Hillary Clinton didn’t do herself any credit when she explained to the Philadelphia Daily News why she named Greenspan as a potential wise man despite his partial responsibility for the current mess (it’s not clear exactly what the question was here):
Not only that, but the Fed didn’t act while he was there. But he has a calming influence still to this day on Wall Street — don’t ask me why because I never understand what he’s saying — but nevertheless people respond to that Delphic oracle approach. I think it would be wise to include him. And recently he’s come out, and very smartly so, that we have to deal with housing and maybe we need to have some kind of buyout mechanism for mortgages. So he’s moved on his understanding and depth of the problem — but you know you could pick three others. You just have to have some demonstrable involvement of presidential leadership…
So let me get this straight: she admits that he bears some responsibility for the current mess, and she admits that she doesn’t understand his explanations. Yet she is persuaded that he has “very smartly” learned from his mistakes, and therefore he’s shown the judgment to be put in another position of power. Does this logic sound familiar to anyone else? Iraq? Health care? Take your pick!

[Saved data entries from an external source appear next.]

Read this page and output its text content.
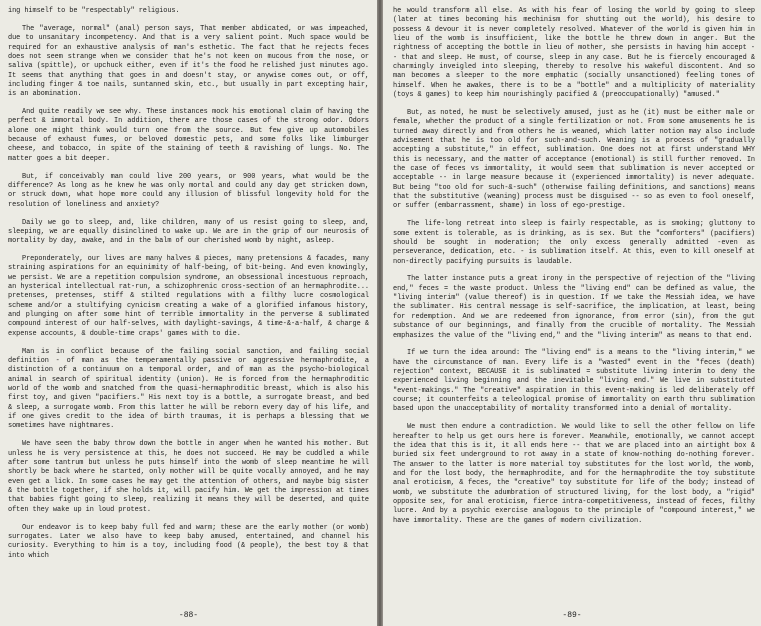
ing himself to be "respectably" religious.

The "average, normal" (anal) person says, That member abdicated, or was impeached, due to unsanitary incompetency. And that is a very salient point. Much space would be required for an exhaustive analysis of man's esthetic. The fact that he rejects feces does not seem strange when we consider that he's not keen on mucous from the nose, or saliva (spittle), or upchuck either, even if it's the food he relished just minutes ago. It seems that anything that goes in and doesn't stay, or anywise comes out, or off, including finger & toe nails, suntanned skin, etc., but usually in part excepting hair, is an abomination.

And quite readily we see why. These instances mock his emotional claim of having the perfect & immortal body. In addition, there are those cases of the strong odor. Odors alone one might think would turn one from the source. But few give up automobiles because of exhaust fumes, or beloved domestic pets, and some folks like limburger cheese, and tobacco, in spite of the staining of teeth & ravishing of lungs. No. The matter goes a bit deeper.

But, if conceivably man could live 200 years, or 900 years, what would be the difference? As long as he knew he was only mortal and could any day get stricken down, or struck down, what hope more could any illusion of blissful longevity hold for the resolution of loneliness and anxiety?

Daily we go to sleep, and, like children, many of us resist going to sleep, and, sleeping, we are equally disinclined to wake up. We are in the grip of our neurosis of mortality by day, awake, and in the balm of our cherished womb by night, asleep.

Preponderately, our lives are many halves & pieces, many pretensions & facades, many straining aspirations for an equinimity of half-being, of bit-being. And even knowingly, we persist. We are a repetition compulsion syndrome, an obsessional incestuous reproach, an hysterical intellectual rat-run, a schizophrenic cross-section of an hermaphrodite... pretenses, pretenses, stiff & stilted regulations with a filthy lucre cosmological scheme and/or a stultifying cynicism creating a wake of a glorified infamous history, and plunging on after some hint of terrible immortality in the perverse & sublimated compound interest of our half-selves, with daylight-savings, & time-&-a-half, & charge & expense accounts, & double-time craps' games with to die.

Man is in conflict because of the failing social sanction, and failing social definition - of man as the temperamentally passive or aggressive hermaphrodite, a distinction of a continuum on a temporal order, and of man as the psycho-biological animal in search of spiritual identity (union). He is forced from the hermaphroditic world of the womb and snatched from the quasi-hermaphroditic breast, which is also his first toy, and given "pacifiers." His next toy is a bottle, a surrogate breast, and bed & sleep, a surrogate womb. From this latter he will be reborn every day of his life, and if one gives credit to the idea of birth traumas, it is perhaps a blessing that we sometimes have nightmares.

We have seen the baby throw down the bottle in anger when he wanted his mother. But unless he is very persistence at this, he does not succeed. He may be cuddled a while after some tantrum but unless he puts himself into the womb of sleep meantime he will shortly be back where he started, only mother will be quite vocally annoyed, and he may even get a lick. In some cases he may get the attention of others, and maybe big sister & the bottle together, if she holds it, will pacify him. We get the impression at times that babies fight going to sleep, realizing it means they will be deserted, and quite often they wake up in loud protest.

Our endeavor is to keep baby full fed and warm; these are the early mother (or womb) surrogates. Later we also have to keep baby amused, entertained, and channel his curiosity. Everything to him is a toy, including food (& people), the best toy & that into which

-88-

he would transform all else. As with his fear of losing the world by going to sleep (later at times becoming his mechinism for shutting out the world), his desire to possess & devour it is never completely resolved. Whatever of the world is given him in lieu of the womb is insufficient, like the bottle he threw down in anger. But the rightness of accepting the bottle in lieu of mother, she persists in having him accept -- that and sleep. He must, of course, sleep in any case. But he is fiercely encouraged & charmingly inveigled into sleeping, thereby to resolve his wakeful discontent. And so man becomes a sleeper to the more emphatic (socially unsanctioned) feeling tones of himself. When he awakes, there is to be a "bottle" and a multiplicity of materiality (toys & games) to keep him nourishingly pacified & (preoccupationally) "amused."

But, as noted, he must be selectively amused, just as he (it) must be either male or female, whether the product of a single fertilization or not. From some amusements he is turned away directly and from others he is weaned, which latter notion may also include advisement that he is too old for such-and-such. Weaning is a process of "gradually accepting a substitute," in effect, sublimation. One does not at first understand WHY this is necessary, and the matter of acceptance (emotional) is still further removed. In the case of feces vs immortality, it would seem that sublimation is never accepted or acceptable -- in large measure because it (experienced immortality) is never adequate. But being "too old for such-&-such" (otherwise failing definitions, and sanctions) means that the substitutive (weaning) process must be disguised -- so as even to fool oneself, or suffer (embarrassment, shame) in loss of ego-prestige.

The life-long retreat into sleep is fairly respectable, as is smoking; gluttony to some extent is tolerable, as is drinking, as is sex. But the "comforters" (pacifiers) should be sought in moderation; the only excess generally admitted -even as perseverance, dedication, etc. - is sublimation itself. At this, even to kill oneself at non-directly pacifying pursuits is laudable.

The latter instance puts a great irony in the perspective of rejection of the "living end," feces = the waste product. Unless the "living end" can be defined as value, the "living interim" (value thereof) is in question. If we take the Messiah idea, we have the sublimater. His central message is self-sacrifice, the implication, at least, being for redemption. And we are redeemed from ignorance, from error (sin), from the gut substance of our beginnings, and finally from the crucible of mortality. The Messiah emphasizes the value of the "living end," and the "living interim" as means to that end.

If we turn the idea around: The "living end" is a means to the "living interim," we have the circumstance of man. Every life is a "wasted" event in the "feces (death) rejection" context, BECAUSE it is sublimated = substitute living interim to deny the experienced living beginning and the inevitable "living end." We live in substituted "event-makings." The "creative" aspiration in this event-making is led deliberately off course; it counterfeits a teleological promise of immortality on earth thru sublimation based upon the unacceptability of mortality transformed into a denial of mortality.

We must then endure a contradiction. We would like to sell the other fellow on life hereafter to help us get ours here is forever. Meanwhile, emotionally, we cannot accept the idea that this is it, it all ends here -- that we are placed into an airtight box & buried six feet underground to rot away in a state of know-nothing do-nothing forever. The answer to the latter is more material toy substitutes for the lost world, the womb, and for the lost body, the hermaphrodite, and for the hermaphrodite the toy substitute anal eroticism, & feces, the "creative" toy substitute for life of the body; instead of womb, we substitute the adumbration of structured living, for the lost body, a "rigid" opposite sex, for anal eroticism, fierce intra-competitiveness, instead of feces, filthy lucre. And by a psychic exercise analogous to the principle of "compound interest," we have immortality. These are the games of modern civilization.

-89-
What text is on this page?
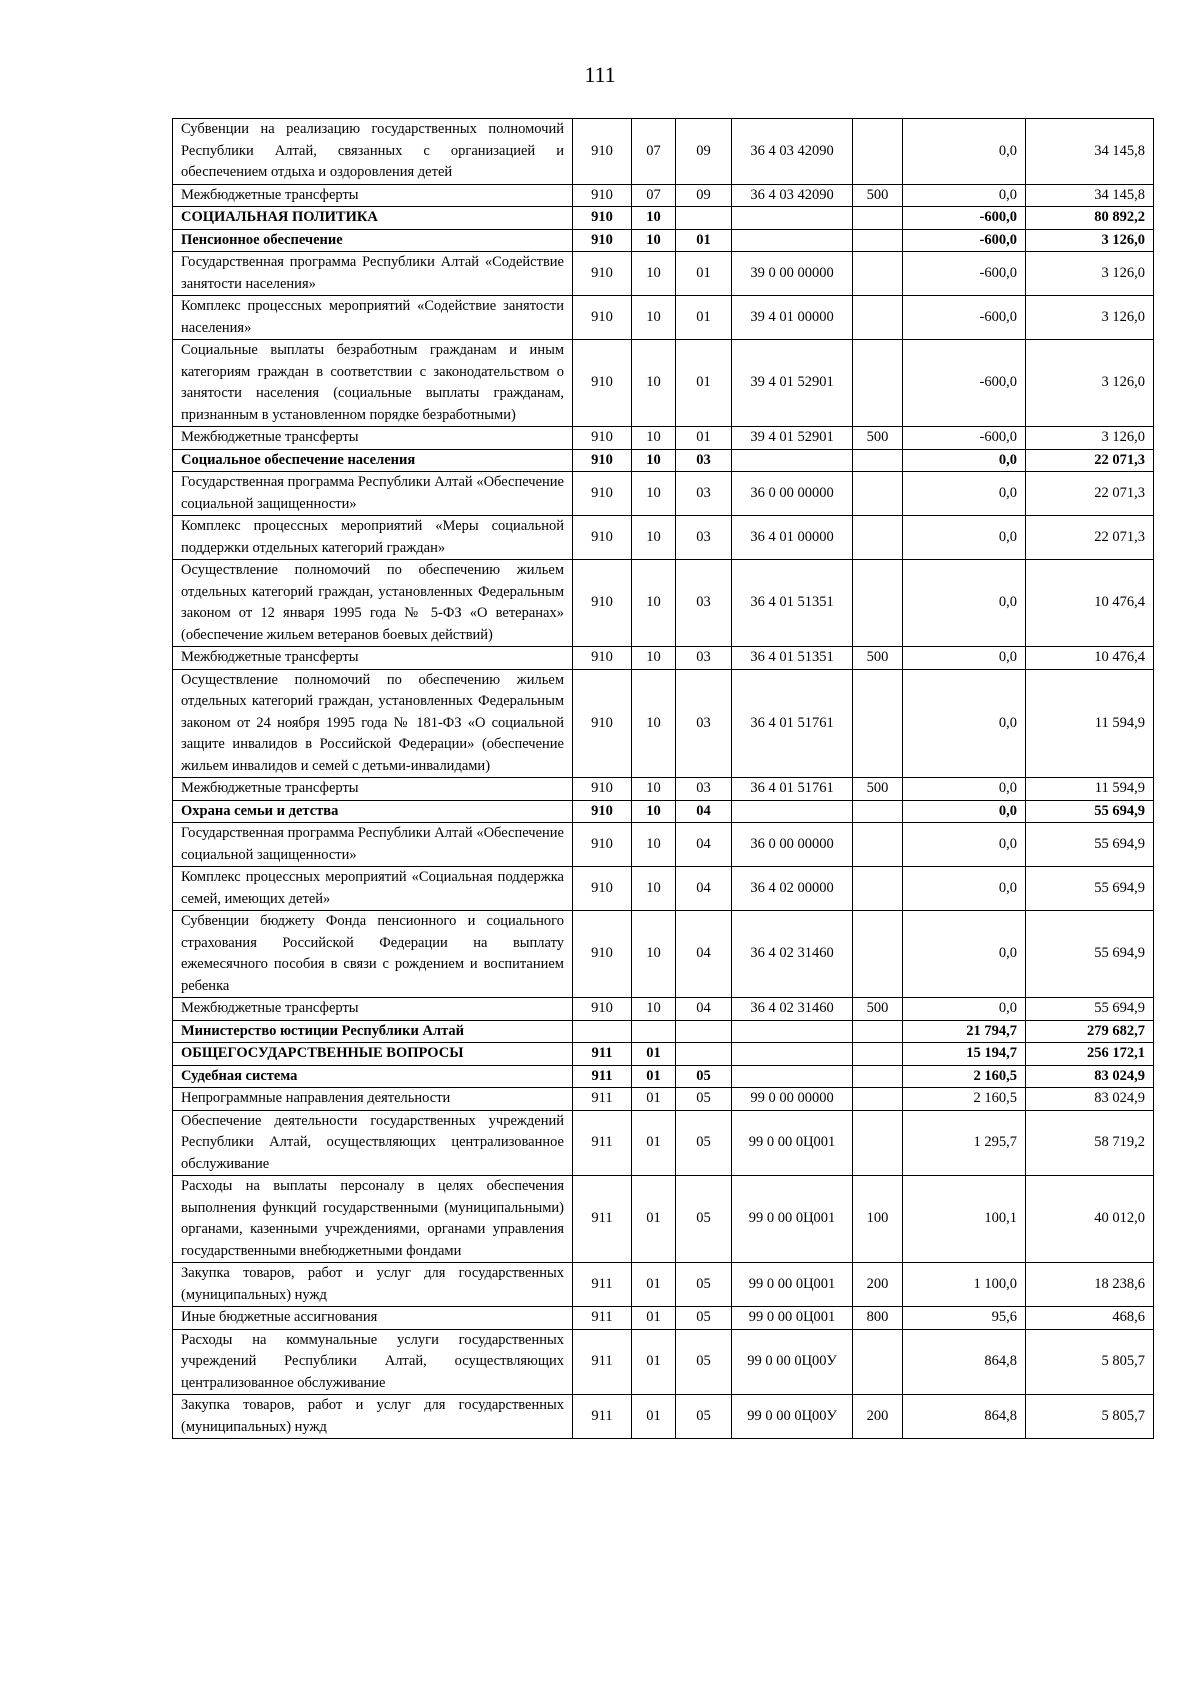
111
Субвенции на реализацию государственных полномочий Республики Алтай, связанных с организацией и обеспечением отдыха и оздоровления детей	910	07	09	36 4 03 42090		0,0	34 145,8
Межбюджетные трансферты	910	07	09	36 4 03 42090	500	0,0	34 145,8
СОЦИАЛЬНАЯ ПОЛИТИКА	910	10				-600,0	80 892,2
Пенсионное обеспечение	910	10	01			-600,0	3 126,0
Государственная программа Республики Алтай «Содействие занятости населения»	910	10	01	39 0 00 00000		-600,0	3 126,0
Комплекс процессных мероприятий «Содействие занятости населения»	910	10	01	39 4 01 00000		-600,0	3 126,0
Социальные выплаты безработным гражданам и иным категориям граждан в соответствии с законодательством о занятости населения (социальные выплаты гражданам, признанным в установленном порядке безработными)	910	10	01	39 4 01 52901		-600,0	3 126,0
Межбюджетные трансферты	910	10	01	39 4 01 52901	500	-600,0	3 126,0
Социальное обеспечение населения	910	10	03			0,0	22 071,3
Государственная программа Республики Алтай «Обеспечение социальной защищенности»	910	10	03	36 0 00 00000		0,0	22 071,3
Комплекс процессных мероприятий «Меры социальной поддержки отдельных категорий граждан»	910	10	03	36 4 01 00000		0,0	22 071,3
Осуществление полномочий по обеспечению жильем отдельных категорий граждан, установленных Федеральным законом от 12 января 1995 года № 5-ФЗ «О ветеранах» (обеспечение жильем ветеранов боевых действий)	910	10	03	36 4 01 51351		0,0	10 476,4
Межбюджетные трансферты	910	10	03	36 4 01 51351	500	0,0	10 476,4
Осуществление полномочий по обеспечению жильем отдельных категорий граждан, установленных Федеральным законом от 24 ноября 1995 года № 181-ФЗ «О социальной защите инвалидов в Российской Федерации» (обеспечение жильем инвалидов и семей с детьми-инвалидами)	910	10	03	36 4 01 51761		0,0	11 594,9
Межбюджетные трансферты	910	10	03	36 4 01 51761	500	0,0	11 594,9
Охрана семьи и детства	910	10	04			0,0	55 694,9
Государственная программа Республики Алтай «Обеспечение социальной защищенности»	910	10	04	36 0 00 00000		0,0	55 694,9
Комплекс процессных мероприятий «Социальная поддержка семей, имеющих детей»	910	10	04	36 4 02 00000		0,0	55 694,9
Субвенции бюджету Фонда пенсионного и социального страхования Российской Федерации на выплату ежемесячного пособия в связи с рождением и воспитанием ребенка	910	10	04	36 4 02 31460		0,0	55 694,9
Межбюджетные трансферты	910	10	04	36 4 02 31460	500	0,0	55 694,9
Министерство юстиции Республики Алтай						21 794,7	279 682,7
ОБЩЕГОСУДАРСТВЕННЫЕ ВОПРОСЫ	911	01				15 194,7	256 172,1
Судебная система	911	01	05			2 160,5	83 024,9
Непрограммные направления деятельности	911	01	05	99 0 00 00000		2 160,5	83 024,9
Обеспечение деятельности государственных учреждений Республики Алтай, осуществляющих централизованное обслуживание	911	01	05	99 0 00 0Ц001		1 295,7	58 719,2
Расходы на выплаты персоналу в целях обеспечения выполнения функций государственными (муниципальными) органами, казенными учреждениями, органами управления государственными внебюджетными фондами	911	01	05	99 0 00 0Ц001	100	100,1	40 012,0
Закупка товаров, работ и услуг для государственных (муниципальных) нужд	911	01	05	99 0 00 0Ц001	200	1 100,0	18 238,6
Иные бюджетные ассигнования	911	01	05	99 0 00 0Ц001	800	95,6	468,6
Расходы на коммунальные услуги государственных учреждений Республики Алтай, осуществляющих централизованное обслуживание	911	01	05	99 0 00 0Ц00У		864,8	5 805,7
Закупка товаров, работ и услуг для государственных (муниципальных) нужд	911	01	05	99 0 00 0Ц00У	200	864,8	5 805,7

As for “you could pick three others. You just have to have some demonstrable involvement of presidential leadership,” it sounds like she is saying that this panel of wise men would be essentially for show — a reading that she encouraged when she also told the Daily News, “that she’d suggested Greenspan, former Fed chair Paul Volcker and former Treasury Secretary Ronald Rubin because ‘each one is supporting one of the three of us.’ ” There’s probably something to be said for considering appearances — and diversity of political views — in addition to substance and expertise when choosing people for these sorts of panels, but admitting that people are being chosen for their political views or their mysterious “delphic oracle” powers of persuasion instead of their aptitude seems to defeat the point.
Another thing Clinton said in her speech yesterday was, “We need a president who is ready on day one to be Commander-in-Chief of our economy.” I understand
that she that this is mostly just meaningless rhetoric — she thinks that “ready on day one” and “Commander-in-Chief” are useful lines of attack against Obama, so she plans to adapt it to any subject — but I’m sure I’m not the only person who cringed hearing a Democrat allude to “commanding” the “economy.” I don’t know much about economics, but I’m pretty sure that thinking of the economy as an army, and thinking of the President’s economic team as the commanders of that army, is not a recipe for economic growth or stability. I advise all Democratic candidates — who will, fairly or not, always be accused of over-regulation and quasi-socialism — to keep the words “command” and “economy” as far apart as possible in their speeches.